A friendliness thought about asoundconf

D. Michael McIntyre michael.mcintyre at rosegardenmusic.com
Fri Nov 23 04:50:58 GMT 2007


I just completed an upgrade to Gutsy while continuing to use my KDE session to 
do stuff.  It was ugly, but I suffered worse on a more frequent basis back 
when I was running Sid, so I'm more or less impressed.

One casualty of this process was that my soundcard order got jumbled somehow, 
even though I'm still running the kernel from Feisty at the moment, and 
nothing has changed in my QJackCtl config either.

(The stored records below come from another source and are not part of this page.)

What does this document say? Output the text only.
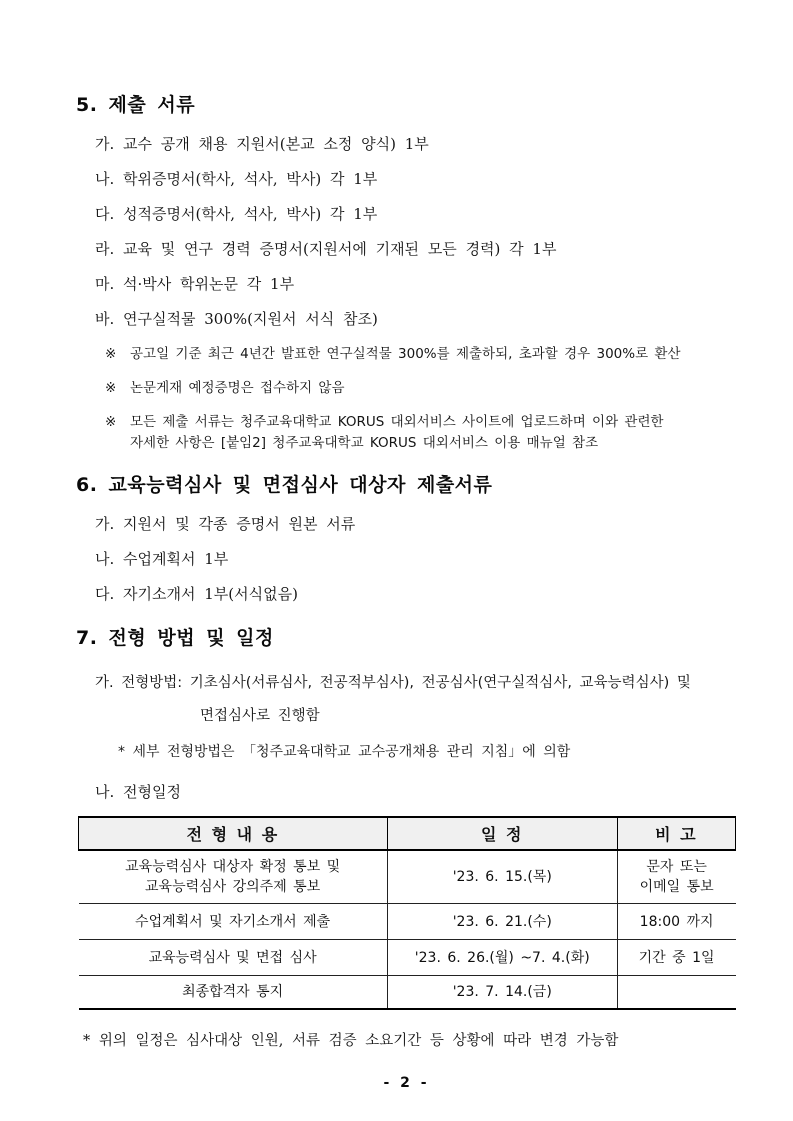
5. 제출 서류

가. 교수 공개 채용 지원서(본교 소정 양식) 1부

나. 학위증명서(학사, 석사, 박사) 각 1부

다. 성적증명서(학사, 석사, 박사) 각 1부

라. 교육 및 연구 경력 증명서(지원서에 기재된 모든 경력) 각 1부

마. 석·박사 학위논문 각 1부

바. 연구실적물 300%(지원서 서식 참조)

※	공고일 기준 최근 4년간 발표한 연구실적물 300%를 제출하되, 초과할 경우 300%로 환산
※	논문게재 예정증명은 접수하지 않음
※	모든 제출 서류는 청주교육대학교 KORUS 대외서비스 사이트에 업로드하며 이와 관련한
자세한 사항은 [붙임2] 청주교육대학교 KORUS 대외서비스 이용 매뉴얼 참조
6. 교육능력심사 및 면접심사 대상자 제출서류

가. 지원서 및 각종 증명서 원본 서류

나. 수업계획서 1부

다. 자기소개서 1부(서식없음)

7. 전형 방법 및 일정
가. 전형방법: 기초심사(서류심사, 전공적부심사), 전공심사(연구실적심사, 교육능력심사) 및
면접심사로 진행함

* 세부 전형방법은 「청주교육대학교 교수공개채용 관리 지침」에 의함

나. 전형일정

전 형 내 용	일 정	비 고
교육능력심사 대상자 확정 통보 및
교육능력심사 강의주제 통보	'23. 6. 15.(목)	문자 또는
이메일 통보
수업계획서 및 자기소개서 제출	'23. 6. 21.(수)	18:00 까지
교육능력심사 및 면접 심사	'23. 6. 26.(월) ~7. 4.(화)	기간 중 1일
최종합격자 통지	'23. 7. 14.(금)	

* 위의 일정은 심사대상 인원, 서류 검증 소요기간 등 상황에 따라 변경 가능함

- 2 -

Turned out I had to run asoundconf set-default-card Live to set things right, 
and now it seems like everything is in order.  I'm not sure why that was 
required, but it does get me thinking.

It's not that unusual for someone to have more than one soundcard these days.  
This asoundconf trick is very helpful, but I only learned about it myself in 
fairly recent memory.  I've been an ALSA user since 0.5.x and so on, but I 
still don't know what an .asoundrc is really for, and don't want to have to 
learn if I can help it.

So I finally come to the blasted point already.  What if Ubuntu Studio 
detected the presence of multiple soundcards, and asked users what to do 
about putting them in a persistant order across boot cycles.  This 
interactive script or whatever could then handle the ugly asoundconf business 
without anyone having to be aware of how it worked.

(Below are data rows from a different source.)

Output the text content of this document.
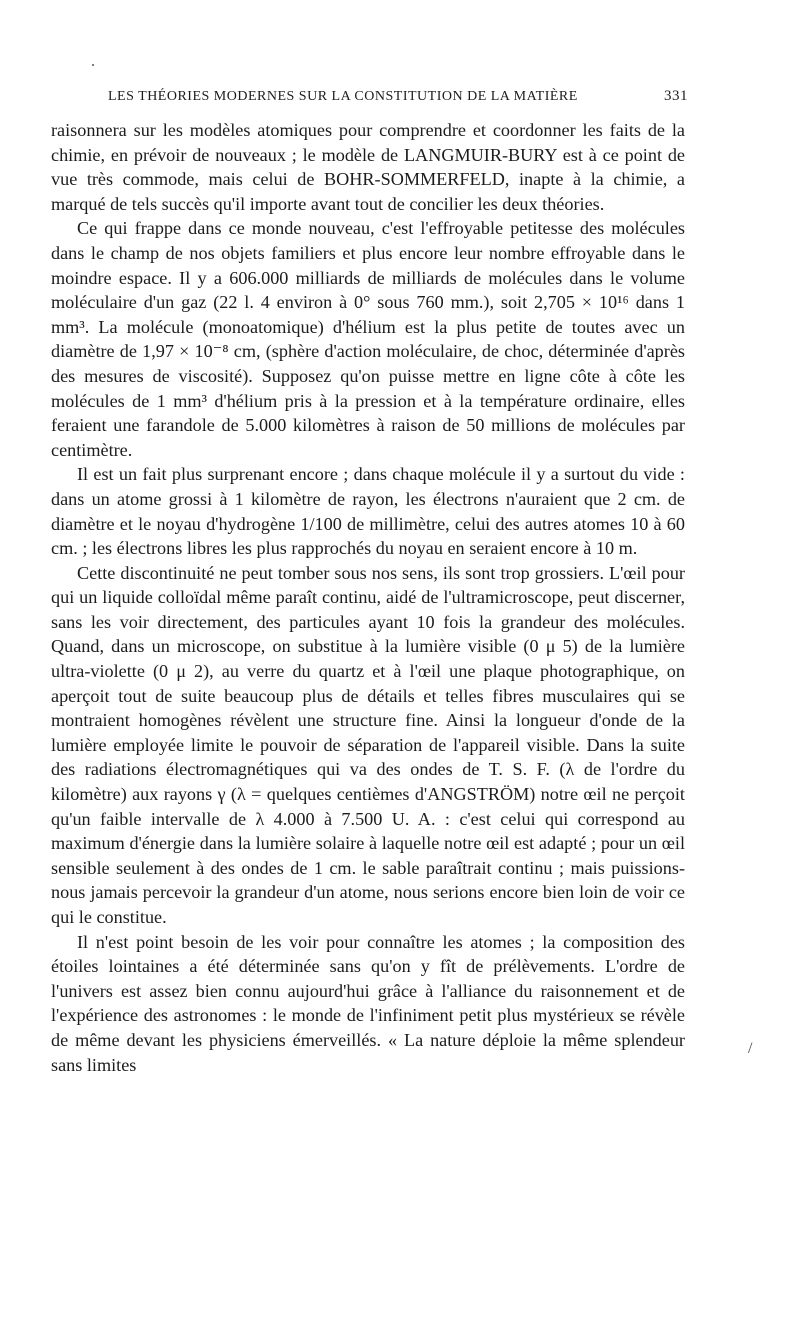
LES THÉORIES MODERNES SUR LA CONSTITUTION DE LA MATIÈRE	331

raisonnera sur les modèles atomiques pour comprendre et coordonner les faits de la chimie, en prévoir de nouveaux ; le modèle de LANGMUIR-BURY est à ce point de vue très commode, mais celui de BOHR-SOMMERFELD, inapte à la chimie, a marqué de tels succès qu'il importe avant tout de concilier les deux théories.

Ce qui frappe dans ce monde nouveau, c'est l'effroyable petitesse des molécules dans le champ de nos objets familiers et plus encore leur nombre effroyable dans le moindre espace. Il y a 606.000 milliards de milliards de molécules dans le volume moléculaire d'un gaz (22 l. 4 environ à 0° sous 760 mm.), soit 2,705 × 10¹⁶ dans 1 mm³. La molécule (monoatomique) d'hélium est la plus petite de toutes avec un diamètre de 1,97 × 10⁻⁸ cm, (sphère d'action moléculaire, de choc, déterminée d'après des mesures de viscosité). Supposez qu'on puisse mettre en ligne côte à côte les molécules de 1 mm³ d'hélium pris à la pression et à la température ordinaire, elles feraient une farandole de 5.000 kilomètres à raison de 50 millions de molécules par centimètre.

Il est un fait plus surprenant encore ; dans chaque molécule il y a surtout du vide : dans un atome grossi à 1 kilomètre de rayon, les électrons n'auraient que 2 cm. de diamètre et le noyau d'hydrogène 1/100 de millimètre, celui des autres atomes 10 à 60 cm. ; les électrons libres les plus rapprochés du noyau en seraient encore à 10 m.

Cette discontinuité ne peut tomber sous nos sens, ils sont trop grossiers. L'œil pour qui un liquide colloïdal même paraît continu, aidé de l'ultramicroscope, peut discerner, sans les voir directement, des particules ayant 10 fois la grandeur des molécules. Quand, dans un microscope, on substitue à la lumière visible (0 μ 5) de la lumière ultra-violette (0 μ 2), au verre du quartz et à l'œil une plaque photographique, on aperçoit tout de suite beaucoup plus de détails et telles fibres musculaires qui se montraient homogènes révèlent une structure fine. Ainsi la longueur d'onde de la lumière employée limite le pouvoir de séparation de l'appareil visible. Dans la suite des radiations électromagnétiques qui va des ondes de T. S. F. (λ de l'ordre du kilomètre) aux rayons γ (λ = quelques centièmes d'ANGSTRÖM) notre œil ne perçoit qu'un faible intervalle de λ 4.000 à 7.500 U. A. : c'est celui qui correspond au maximum d'énergie dans la lumière solaire à laquelle notre œil est adapté ; pour un œil sensible seulement à des ondes de 1 cm. le sable paraîtrait continu ; mais puissions-nous jamais percevoir la grandeur d'un atome, nous serions encore bien loin de voir ce qui le constitue.

Il n'est point besoin de les voir pour connaître les atomes ; la composition des étoiles lointaines a été déterminée sans qu'on y fît de prélèvements. L'ordre de l'univers est assez bien connu aujourd'hui grâce à l'alliance du raisonnement et de l'expérience des astronomes : le monde de l'infiniment petit plus mystérieux se révèle de même devant les physiciens émerveillés. « La nature déploie la même splendeur sans limites

/
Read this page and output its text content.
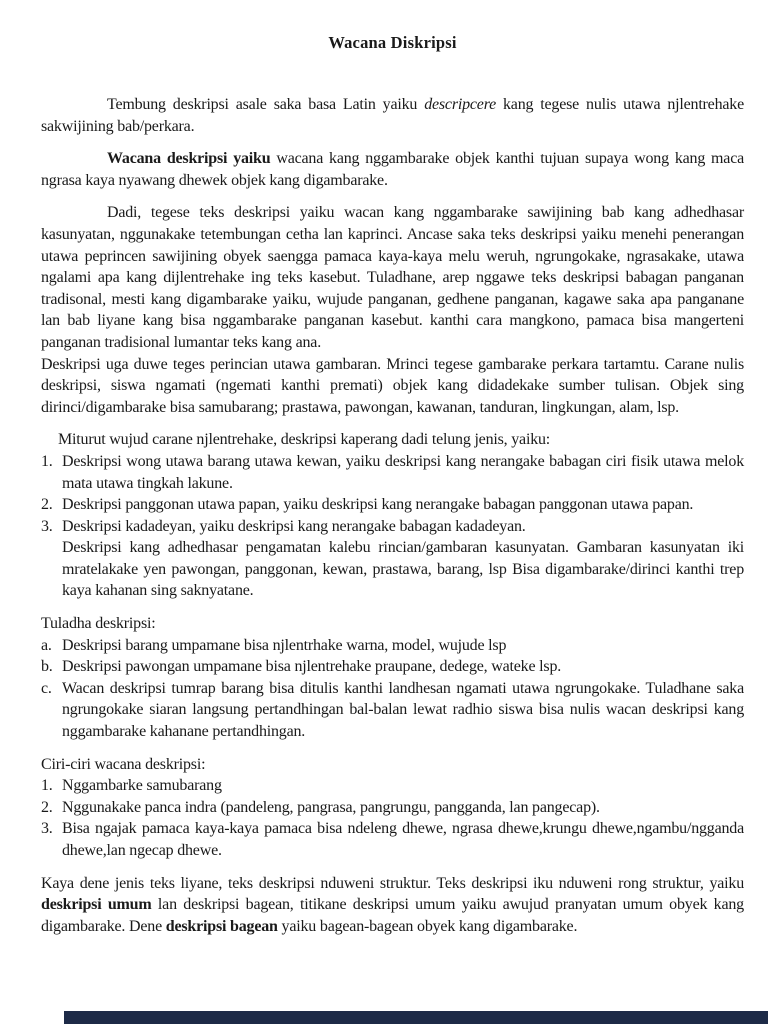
Wacana Diskripsi
Tembung deskripsi asale saka basa Latin yaiku descripcere kang tegese nulis utawa njlentrehake sakwijining bab/perkara.
Wacana deskripsi yaiku wacana kang nggambarake objek kanthi tujuan supaya wong kang maca ngrasa kaya nyawang dhewek objek kang digambarake.
Dadi, tegese teks deskripsi yaiku wacan kang nggambarake sawijining bab kang adhedhasar kasunyatan, nggunakake tetembungan cetha lan kaprinci. Ancase saka teks deskripsi yaiku menehi penerangan utawa peprincen sawijining obyek saengga pamaca kaya-kaya melu weruh, ngrungokake, ngrasakake, utawa ngalami apa kang dijlentrehake ing teks kasebut. Tuladhane, arep nggawe teks deskripsi babagan panganan tradisonal, mesti kang digambarake yaiku, wujude panganan, gedhene panganan, kagawe saka apa panganane lan bab liyane kang bisa nggambarake panganan kasebut. kanthi cara mangkono, pamaca bisa mangerteni panganan tradisional lumantar teks kang ana.
Deskripsi uga duwe teges perincian utawa gambaran. Mrinci tegese gambarake perkara tartamtu. Carane nulis deskripsi, siswa ngamati (ngemati kanthi premati) objek kang didadekake sumber tulisan. Objek sing dirinci/digambarake bisa samubarang; prastawa, pawongan, kawanan, tanduran, lingkungan, alam, lsp.
Miturut wujud carane njlentrehake, deskripsi kaperang dadi telung jenis, yaiku:
1. Deskripsi wong utawa barang utawa kewan, yaiku deskripsi kang nerangake babagan ciri fisik utawa melok mata utawa tingkah lakune.
2. Deskripsi panggonan utawa papan, yaiku deskripsi kang nerangake babagan panggonan utawa papan.
3. Deskripsi kadadeyan, yaiku deskripsi kang nerangake babagan kadadeyan.
Deskripsi kang adhedhasar pengamatan kalebu rincian/gambaran kasunyatan. Gambaran kasunyatan iki mratelakake yen pawongan, panggonan, kewan, prastawa, barang, lsp Bisa digambarake/dirinci kanthi trep kaya kahanan sing saknyatane.
Tuladha deskripsi:
a. Deskripsi barang umpamane bisa njlentrhake warna, model, wujude lsp
b. Deskripsi pawongan umpamane bisa njlentrehake praupane, dedege, wateke lsp.
c. Wacan deskripsi tumrap barang bisa ditulis kanthi landhesan ngamati utawa ngrungokake. Tuladhane saka ngrungokake siaran langsung pertandhingan bal-balan lewat radhio siswa bisa nulis wacan deskripsi kang nggambarake kahanane pertandhingan.
Ciri-ciri wacana deskripsi:
1. Nggambarke samubarang
2. Nggunakake panca indra (pandeleng, pangrasa, pangrungu, pangganda, lan pangecap).
3. Bisa ngajak pamaca kaya-kaya pamaca bisa ndeleng dhewe, ngrasa dhewe,krungu dhewe,ngambu/ngganda dhewe,lan ngecap dhewe.
Kaya dene jenis teks liyane, teks deskripsi nduweni struktur. Teks deskripsi iku nduweni rong struktur, yaiku deskripsi umum lan deskripsi bagean, titikane deskripsi umum yaiku awujud pranyatan umum obyek kang digambarake. Dene deskripsi bagean yaiku bagean-bagean obyek kang digambarake.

What I especially have in mind is that life has been a lot easier since I put 
my old SB Live! back in, and set it up as the default card for all the stupid 
OSS apps, like the nonfree Flash plugin.  Even having a crappy builtin 
soundcard in this role might still be helpful, since it seems getting the 
dmix plugin to work on an ice1712 is a bit of a fantasy for all but a lucky 
few.

So this script should be slanted toward encouraging people to wind up with 
that kind of configuration.  Cheap junk first up, more expensive stuff last, 
with JACK pre-configured to aim for the expensive stuff out of the box.

It seems it might be helpful for the guy who has lots of soundcards because he 
has lots of inputs too.  You want to know where what is, so you can record it 
without a lot of futzing around to find where the signal is.